De mieux en mieux : on se souvient de la lamentable arnaque mise en scène par le Conseil fédéral pour faire avaler aux parlementaires fédéraux l'organisation en Suisse d'une partie de l'Eurofoot 2008, en présentant une facture ridiculement basse (10 millions), puis, après la décision prise, présenter un début de facture réelle 18 fois plus élevée (182 millions au printemps dernier), et taxer les villes et les cantons "hôtes" (et rackettés), dont Genève, sur la base d'un accord signé aveuglément par l'administration fédérale et l'engageant à couvrir, sans limite, tous les surcoûts liés à la sécurité des manifestations.

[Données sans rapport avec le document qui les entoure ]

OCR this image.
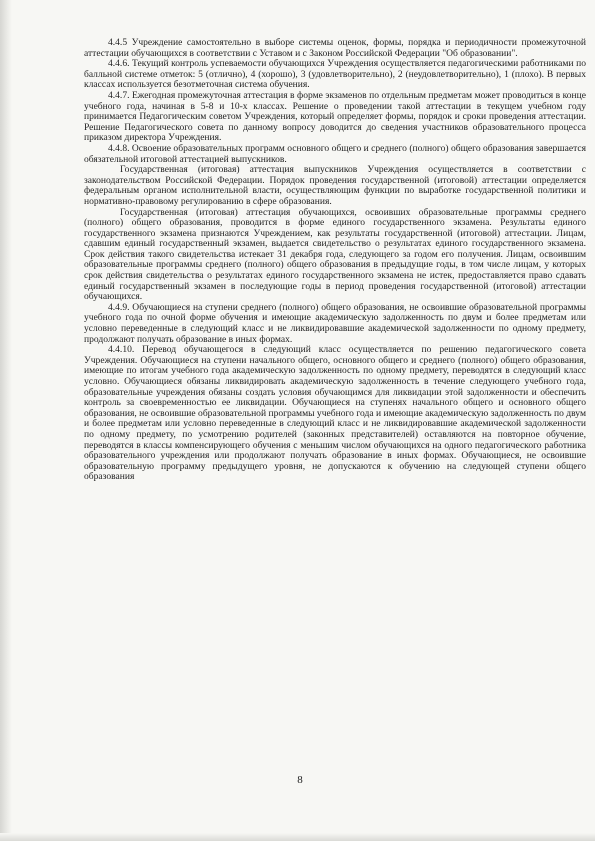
4.4.5 Учреждение самостоятельно в выборе системы оценок, формы, порядка и периодичности промежуточной аттестации обучающихся в соответствии с Уставом и с Законом Российской Федерации "Об образовании".

4.4.6. Текущий контроль успеваемости обучающихся Учреждения осуществляется педагогическими работниками по балльной системе отметок: 5 (отлично), 4 (хорошо), 3 (удовлетворительно), 2 (неудовлетворительно), 1 (плохо). В первых классах используется безотметочная система обучения.

4.4.7. Ежегодная промежуточная аттестация в форме экзаменов по отдельным предметам может проводиться в конце учебного года, начиная в 5-8 и 10-х классах. Решение о проведении такой аттестации в текущем учебном году принимается Педагогическим советом Учреждения, который определяет формы, порядок и сроки проведения аттестации. Решение Педагогического совета по данному вопросу доводится до сведения участников образовательного процесса приказом директора Учреждения.

4.4.8. Освоение образовательных программ основного общего и среднего (полного) общего образования завершается обязательной итоговой аттестацией выпускников.

Государственная (итоговая) аттестация выпускников Учреждения осуществляется в соответствии с законодательством Российской Федерации. Порядок проведения государственной (итоговой) аттестации определяется федеральным органом исполнительной власти, осуществляющим функции по выработке государственной политики и нормативно-правовому регулированию в сфере образования.

Государственная (итоговая) аттестация обучающихся, освоивших образовательные программы среднего (полного) общего образования, проводится в форме единого государственного экзамена. Результаты единого государственного экзамена признаются Учреждением, как результаты государственной (итоговой) аттестации. Лицам, сдавшим единый государственный экзамен, выдается свидетельство о результатах единого государственного экзамена. Срок действия такого свидетельства истекает 31 декабря года, следующего за годом его получения. Лицам, освоившим образовательные программы среднего (полного) общего образования в предыдущие годы, в том числе лицам, у которых срок действия свидетельства о результатах единого государственного экзамена не истек, предоставляется право сдавать единый государственный экзамен в последующие годы в период проведения государственной (итоговой) аттестации обучающихся.

4.4.9. Обучающиеся на ступени среднего (полного) общего образования, не освоившие образовательной программы учебного года по очной форме обучения и имеющие академическую задолженность по двум и более предметам или условно переведенные в следующий класс и не ликвидировавшие академической задолженности по одному предмету, продолжают получать образование в иных формах.

4.4.10. Перевод обучающегося в следующий класс осуществляется по решению педагогического совета Учреждения. Обучающиеся на ступени начального общего, основного общего и среднего (полного) общего образования, имеющие по итогам учебного года академическую задолженность по одному предмету, переводятся в следующий класс условно. Обучающиеся обязаны ликвидировать академическую задолженность в течение следующего учебного года, образовательные учреждения обязаны создать условия обучающимся для ликвидации этой задолженности и обеспечить контроль за своевременностью ее ликвидации. Обучающиеся на ступенях начального общего и основного общего образования, не освоившие образовательной программы учебного года и имеющие академическую задолженность по двум и более предметам или условно переведенные в следующий класс и не ликвидировавшие академической задолженности по одному предмету, по усмотрению родителей (законных представителей) оставляются на повторное обучение, переводятся в классы компенсирующего обучения с меньшим числом обучающихся на одного педагогического работника образовательного учреждения или продолжают получать образование в иных формах. Обучающиеся, не освоившие образовательную программу предыдущего уровня, не допускаются к обучению на следующей ступени общего образования

8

Ces débuts étaient prometteurs, la suite tiendra ces promesses : on se retrouve aujourd'hui avec une intéressante répartition des tâches, résumée ainsi par l'éditorialiste de la "Tribune de Genève" (du 8 août) : "A l'UEFA (Union européenne de football association) le milliard de retombées financières de l'Euro 2008, aux contribuables, la facture des hooligans". Facture à la laquelle on ajoutera toutes celles liées aux opérations parallèles aux matches.

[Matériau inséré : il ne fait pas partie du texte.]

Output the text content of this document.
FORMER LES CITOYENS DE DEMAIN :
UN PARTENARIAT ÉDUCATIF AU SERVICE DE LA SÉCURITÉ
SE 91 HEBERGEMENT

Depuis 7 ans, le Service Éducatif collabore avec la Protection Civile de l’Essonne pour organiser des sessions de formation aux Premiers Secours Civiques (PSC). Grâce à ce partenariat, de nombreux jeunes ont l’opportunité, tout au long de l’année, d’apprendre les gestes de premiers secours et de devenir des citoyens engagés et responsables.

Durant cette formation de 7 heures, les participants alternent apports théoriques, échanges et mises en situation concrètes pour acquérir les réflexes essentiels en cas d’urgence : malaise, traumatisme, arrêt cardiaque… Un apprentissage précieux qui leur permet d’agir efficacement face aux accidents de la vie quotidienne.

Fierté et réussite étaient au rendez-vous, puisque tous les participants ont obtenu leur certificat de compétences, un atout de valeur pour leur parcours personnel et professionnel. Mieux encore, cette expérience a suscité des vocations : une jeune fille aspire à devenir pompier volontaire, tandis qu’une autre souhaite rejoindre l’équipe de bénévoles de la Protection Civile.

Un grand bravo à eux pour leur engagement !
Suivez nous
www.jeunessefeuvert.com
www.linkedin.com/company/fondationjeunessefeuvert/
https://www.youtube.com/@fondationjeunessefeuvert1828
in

Brillante opération, qui confirme le fonctionnement remarquable de l'UEFA comme pompe à fric : une pompe aspirante d'argent public et refoulante (dans les caisses de l'UEFA, qui va retirer de colossaux bénéfices de l'organisation de l'Eurofoot, notamment en encaissant de considérables droits de télévision et de partenariat publicitaire, mais qui refuse d'assumer les coûts de sécurité des manifestations qu'elle organise, et les fait assumer par des collectivités publiques, en plus de leur laisser assumer les bastringues connexes qu'on impose aux habitants de quartiers sinistrés par leurs dommages collatéraux.

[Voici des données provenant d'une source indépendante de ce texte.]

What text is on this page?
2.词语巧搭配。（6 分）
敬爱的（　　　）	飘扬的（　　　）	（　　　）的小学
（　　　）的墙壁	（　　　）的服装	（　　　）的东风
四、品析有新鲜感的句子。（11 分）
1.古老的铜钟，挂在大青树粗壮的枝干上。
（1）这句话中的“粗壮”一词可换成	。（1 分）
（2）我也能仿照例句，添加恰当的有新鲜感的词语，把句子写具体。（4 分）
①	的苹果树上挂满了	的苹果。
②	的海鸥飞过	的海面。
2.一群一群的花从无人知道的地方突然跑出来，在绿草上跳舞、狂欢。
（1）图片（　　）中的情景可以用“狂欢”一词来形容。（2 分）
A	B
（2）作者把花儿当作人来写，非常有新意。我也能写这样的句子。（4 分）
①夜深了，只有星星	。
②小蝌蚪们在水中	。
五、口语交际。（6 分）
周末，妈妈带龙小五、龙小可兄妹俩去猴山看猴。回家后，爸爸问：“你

Mais l'UEFA ne s'est pas arrêtée au racket financier, elle y ajoute désormais la revendication de l'exemption fiscale. L'Association suisse de football, partenaire de l'UEFA dans l'organisation de l'Eurofoot, aurait ainsi promis à celle-ci, sans en informer ni les cantons, ni la Confédération, qu'elle n'aurait pas un sou d'impôt à payer sur les primes distribuées aux joueurs des équipes nationales dispurant des matches en Suisse. De quel droit une association privée (l'ASF) engage-t-elle ainsi les collectivités publiques suisses ? Mystère. Mystère d'autant plus épais que la promesse de l'ASF à l'UEFA est totalement contradictoire des lois fédérales et cantonales. De plus, même si elle pouvait être honorée dans le cadre légal (ce qui n'est pas le cas), elle priverait les collectivités publiques (communes, cantons, Confédération) de millions de rentrées fiscales, dans le même temps où on leur demande de sortir des millions pour garantir la sécurité des matches, et assurer les festivités annexes.
Donc, si jamais (on n'en est pas à une manipulation près) l'accord mafieux passé entre la petite famille de l'ASF et la grande famille de l'UEFA était avalé par les autorités politiques fédérales et cantonales, il en coûterait aux collectivités publiques entre 15 et 20 millions de rentrées fiscales perdues. En gros, ce que coûteraient au canton de Genève les matches de l'Eurofoot prévus à la Praille.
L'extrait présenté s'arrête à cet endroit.